Surmang Foundation began as an idea Lee Weingrad, Surmang Fnd founder, had in 1987: “what can we do to help these people in this beautiful and wounded place?” It became clear that bringing quality medical care was not only a great need, but one welcomed by the people of the Surmang region, as well as the government.
Who are the Surmang Khampas?
Who are they? They are 97.5% Khampa Tibetans. Taller than their central Tibetan cousins, they speak differing and mutually incomprehensible Tibetan dialects. They live mainly through agriculture –nomadic yak herding and farming— although a significant portion of the population are monastic –Buddhist monks and nuns. The area is green like Scotland. And although Surmang’s rivers are not navigable, they are the source of some of the mightiest river systems in the world: the Yangtse, the Mekong, to name two.
The people embody the sacred outlook of the ancient lineages of Tibetan Buddhism. They live very traditional lifestyles in the face of great challenges over the past 50 years, as political and economic development challenges traditional agrarian culture. They are survivors.
They are also among the poorest people in China, part of the “ultra-poor” catchment, those people who earn less than ¥1RMB/day (15¢ US). There were few roads, few cars, and few doctors. This is a reality that has not changed in 30 years.
In the face of these challenges Surmang Foundation, starting in the early 90’s, brought teams of foreign volunteer doctors, such as Dr. David Dubin, during the summertime. They would stay in nomadic tents and rented houses and see hundreds if not thousands of patients. There was no charge for medical services nor for meds, a practice that has continues to the present day.
First MOU with Government
In 1992 the foundation signed an agreement with the Qinghai Provincial Government to build a permanent clinic. Funding was obtained from Caritas the next year and three years later a 600 sq. m. clinic was completed.

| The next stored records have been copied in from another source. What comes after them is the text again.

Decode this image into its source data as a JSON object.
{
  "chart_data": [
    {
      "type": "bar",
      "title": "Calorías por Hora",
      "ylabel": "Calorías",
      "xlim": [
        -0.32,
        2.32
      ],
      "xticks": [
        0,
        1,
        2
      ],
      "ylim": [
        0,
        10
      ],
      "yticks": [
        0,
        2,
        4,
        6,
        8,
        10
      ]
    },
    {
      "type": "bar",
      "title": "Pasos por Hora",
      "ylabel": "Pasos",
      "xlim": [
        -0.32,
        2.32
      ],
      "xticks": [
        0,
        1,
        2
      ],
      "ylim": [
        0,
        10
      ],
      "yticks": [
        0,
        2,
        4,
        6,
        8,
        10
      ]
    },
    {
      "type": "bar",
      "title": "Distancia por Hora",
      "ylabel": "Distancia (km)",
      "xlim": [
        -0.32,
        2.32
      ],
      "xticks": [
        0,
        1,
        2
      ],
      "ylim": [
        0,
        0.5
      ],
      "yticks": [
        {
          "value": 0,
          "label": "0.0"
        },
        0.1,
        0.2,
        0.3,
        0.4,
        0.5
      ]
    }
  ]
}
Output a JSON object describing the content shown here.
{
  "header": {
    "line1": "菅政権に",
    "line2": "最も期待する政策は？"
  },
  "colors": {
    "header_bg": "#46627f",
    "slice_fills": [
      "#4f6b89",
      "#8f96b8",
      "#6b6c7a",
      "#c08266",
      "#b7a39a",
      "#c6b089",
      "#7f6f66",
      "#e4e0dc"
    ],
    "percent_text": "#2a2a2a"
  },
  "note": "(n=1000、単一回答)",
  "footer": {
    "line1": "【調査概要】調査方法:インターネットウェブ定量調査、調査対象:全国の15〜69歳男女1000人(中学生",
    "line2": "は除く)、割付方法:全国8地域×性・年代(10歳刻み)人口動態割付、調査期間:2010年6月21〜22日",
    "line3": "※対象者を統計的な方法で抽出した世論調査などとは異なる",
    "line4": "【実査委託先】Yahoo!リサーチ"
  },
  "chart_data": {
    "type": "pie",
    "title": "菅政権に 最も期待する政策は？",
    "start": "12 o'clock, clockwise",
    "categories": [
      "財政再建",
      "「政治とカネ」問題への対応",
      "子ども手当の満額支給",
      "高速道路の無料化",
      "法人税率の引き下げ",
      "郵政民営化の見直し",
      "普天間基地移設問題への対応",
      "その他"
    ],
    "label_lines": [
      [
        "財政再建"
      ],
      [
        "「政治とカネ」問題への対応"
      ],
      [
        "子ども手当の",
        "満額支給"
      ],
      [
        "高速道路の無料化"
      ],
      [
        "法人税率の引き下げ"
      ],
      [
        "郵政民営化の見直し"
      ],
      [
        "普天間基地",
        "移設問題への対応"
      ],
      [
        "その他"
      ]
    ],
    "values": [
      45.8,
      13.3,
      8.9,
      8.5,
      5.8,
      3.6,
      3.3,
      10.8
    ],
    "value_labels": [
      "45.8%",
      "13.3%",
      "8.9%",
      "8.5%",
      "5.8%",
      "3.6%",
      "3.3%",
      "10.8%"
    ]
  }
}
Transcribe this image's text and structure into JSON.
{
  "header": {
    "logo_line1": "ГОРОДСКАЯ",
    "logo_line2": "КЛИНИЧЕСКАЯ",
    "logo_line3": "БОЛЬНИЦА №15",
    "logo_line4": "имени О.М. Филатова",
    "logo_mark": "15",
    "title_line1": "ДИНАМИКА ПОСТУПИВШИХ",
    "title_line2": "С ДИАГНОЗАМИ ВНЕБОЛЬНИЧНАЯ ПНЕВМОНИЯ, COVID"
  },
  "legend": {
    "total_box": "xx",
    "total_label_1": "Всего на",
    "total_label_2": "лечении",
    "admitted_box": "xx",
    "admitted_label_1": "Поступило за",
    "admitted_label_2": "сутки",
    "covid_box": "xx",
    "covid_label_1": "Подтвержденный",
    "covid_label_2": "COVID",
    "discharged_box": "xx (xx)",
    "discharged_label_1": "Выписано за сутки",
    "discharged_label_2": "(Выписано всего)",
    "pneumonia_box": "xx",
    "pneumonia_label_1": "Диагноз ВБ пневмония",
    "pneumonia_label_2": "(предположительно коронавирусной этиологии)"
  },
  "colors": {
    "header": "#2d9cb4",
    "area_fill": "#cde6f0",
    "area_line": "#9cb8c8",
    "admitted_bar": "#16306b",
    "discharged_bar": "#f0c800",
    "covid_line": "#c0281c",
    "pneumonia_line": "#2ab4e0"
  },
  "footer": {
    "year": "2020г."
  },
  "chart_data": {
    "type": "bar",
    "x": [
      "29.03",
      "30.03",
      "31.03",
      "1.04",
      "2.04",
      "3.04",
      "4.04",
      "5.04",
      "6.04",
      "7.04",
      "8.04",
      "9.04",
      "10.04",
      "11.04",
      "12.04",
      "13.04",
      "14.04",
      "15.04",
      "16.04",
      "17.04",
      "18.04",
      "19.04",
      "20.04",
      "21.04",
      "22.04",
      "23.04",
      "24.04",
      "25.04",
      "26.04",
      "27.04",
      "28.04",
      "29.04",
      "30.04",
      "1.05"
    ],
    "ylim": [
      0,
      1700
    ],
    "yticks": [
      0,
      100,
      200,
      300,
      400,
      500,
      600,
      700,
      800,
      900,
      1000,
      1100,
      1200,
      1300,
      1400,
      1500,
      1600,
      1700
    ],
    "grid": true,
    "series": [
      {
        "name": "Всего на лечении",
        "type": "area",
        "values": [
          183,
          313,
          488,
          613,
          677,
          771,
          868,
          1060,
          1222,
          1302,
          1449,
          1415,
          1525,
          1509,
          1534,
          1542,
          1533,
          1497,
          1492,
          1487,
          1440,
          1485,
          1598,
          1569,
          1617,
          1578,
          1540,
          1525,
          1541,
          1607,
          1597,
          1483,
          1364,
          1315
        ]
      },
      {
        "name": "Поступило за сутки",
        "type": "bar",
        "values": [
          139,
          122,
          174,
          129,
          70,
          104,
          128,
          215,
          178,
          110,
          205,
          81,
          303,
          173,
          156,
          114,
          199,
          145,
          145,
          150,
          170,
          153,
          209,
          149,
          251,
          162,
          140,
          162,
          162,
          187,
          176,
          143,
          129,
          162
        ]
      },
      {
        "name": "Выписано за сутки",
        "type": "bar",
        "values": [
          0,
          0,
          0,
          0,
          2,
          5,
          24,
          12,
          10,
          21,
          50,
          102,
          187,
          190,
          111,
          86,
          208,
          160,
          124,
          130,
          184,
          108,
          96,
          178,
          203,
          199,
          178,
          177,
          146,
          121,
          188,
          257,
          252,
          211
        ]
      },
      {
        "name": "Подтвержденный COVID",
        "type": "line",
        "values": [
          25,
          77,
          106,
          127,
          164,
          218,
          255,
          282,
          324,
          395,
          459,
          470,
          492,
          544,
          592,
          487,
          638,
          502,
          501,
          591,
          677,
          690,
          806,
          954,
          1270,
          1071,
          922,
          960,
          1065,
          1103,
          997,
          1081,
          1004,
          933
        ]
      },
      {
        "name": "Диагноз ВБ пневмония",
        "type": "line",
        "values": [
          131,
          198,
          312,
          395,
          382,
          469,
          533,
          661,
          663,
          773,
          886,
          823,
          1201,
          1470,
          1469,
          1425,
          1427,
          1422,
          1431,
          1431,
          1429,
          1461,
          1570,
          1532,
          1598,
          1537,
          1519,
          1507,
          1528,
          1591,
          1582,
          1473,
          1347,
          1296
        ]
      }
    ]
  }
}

After 1996, the volunteer doctors had a place to stay. Examination rooms to, well, examine patients. In 2000 a young Tibetan, Phuntsok Dongdrup had just completed a two-year post-high school medical training. We hired him. A year later, a female, Sonam Drogha, also completed the training and was added to staff.
In 2001, a volunteer doctor, Julie Carpenter asked a very simple question: “how come there are no women and children in this clinic?” That question was a game-changer. 4 years later two recent MPH graduates, Karen Deutsch and Maria Freystsis, saw our brochure on the bulletin board at Columbia and contacted us. They asked if we need to do a survey, a “KAP – knowledge, attitudes and practices” of nomadic women. They got the funding themselves.
In the summer of 2005 we surveyed 400 nomadic women in the first ever public health survey in Qinghai Province. The results were astounding. At 3000 maternal mortalities per 100,000 live births, Surmang had among the highest maternal mortalities in the world. At 1 in 5 children dying before the age of 2, it had one of the highest infant mortalities in the world.
As a foundation our thinking changed overnight. Among the most profound challenges to Tibetan culture was the threat to the lives of its mothers. Low access to services and no early intervention for life-threatening situations.
2006 CHW Project
The next year, 2006 Surmang Foundation trained 40 Community Health Workers (CHWs) to be the limbs of our clinic, embedded in their nomadic encampments and farming villages. Just as in our clinic there would be no charge for services and the CHWs would be compensated on a fee-specific schedule. The more babies they delivered, the more well-baby exams they did, the more referrals to our clinic they gave, the more money they would make.